Frontiers in Raman Nano-diagnostics: SERS and TERS of Extracellular vesicles for Cancer Detection

Abstract

Efforts to create rapid, non-invasive, and reliable cancer diagnostics have increasingly focused on extracellular vesicles (EVs), nanoscale carriers of proteins, lipids, and nucleic acids that mirror the molecular state of their parent cells and mediate communication within the tumor microenvironment. Their complex composition and heterogeneity present however, significant challenges for analytical characterization. Raman spectroscopy, with its ability to probe molecular vibrations, has emerged as a possible technique for EV analysis. In this review, we highlight recent advances in Raman-based techniques, including conventional Raman, surface-enhanced Raman spectroscopy (SERS), tip-enhanced Raman spectroscopy (TERS), and emerging hybrid modalities where nanomaterials serve as critical platforms to amplify signals and resolve EV heterogeneity. We discuss how engineered nanostructures enable sensitive detection, molecular fingerprinting, and spatially resolved characterization of EVs. Integration with machine learning approaches further enhances classification accuracy across healthy, benign, and malignant samples, improving the accuracy and reliability of the spectroscopic investigation.

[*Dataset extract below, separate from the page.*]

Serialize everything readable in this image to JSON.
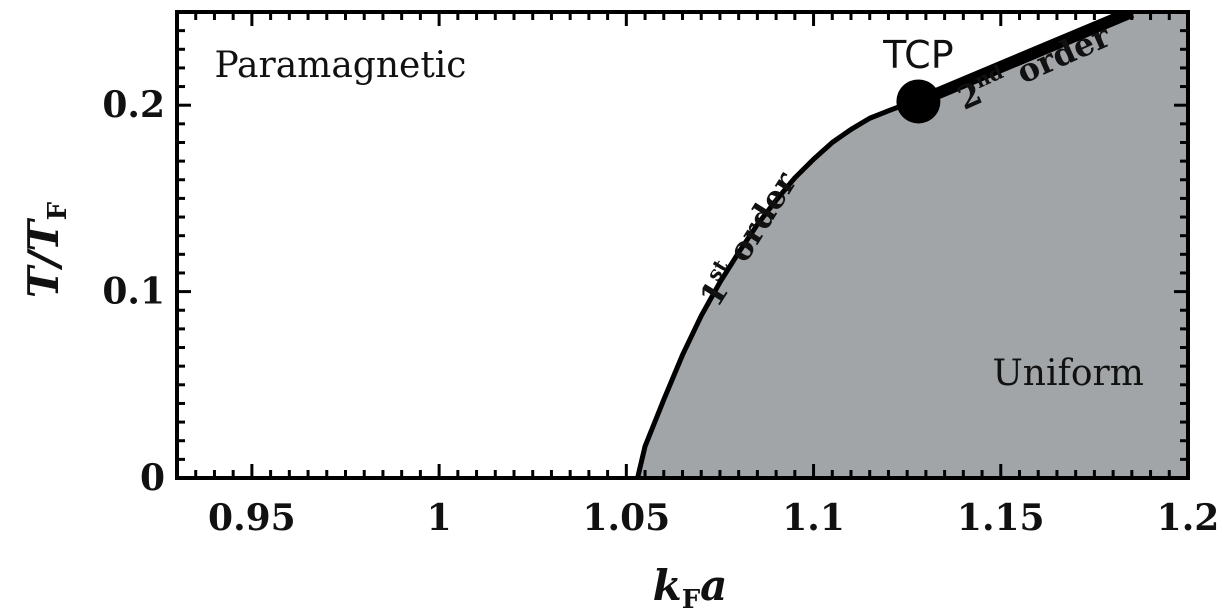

Finally, we discuss translational prospects, including AFM-IR technologies that appear particularly well suited to the analysis of single EVs, enabling interrogation of both surface chemistry and internal cargo owing to the greater penetration depth of infrared radiation. In parallel, microfluidic platforms offer powerful solutions for the controlled delivery, sorting, and trapping of EVs within optical microscopy configurations. Collectively, the continued development and integration of these non-invasive analytical tools hold substantial promise for EV-based cancer diagnostics and open new avenues for biomarker discovery.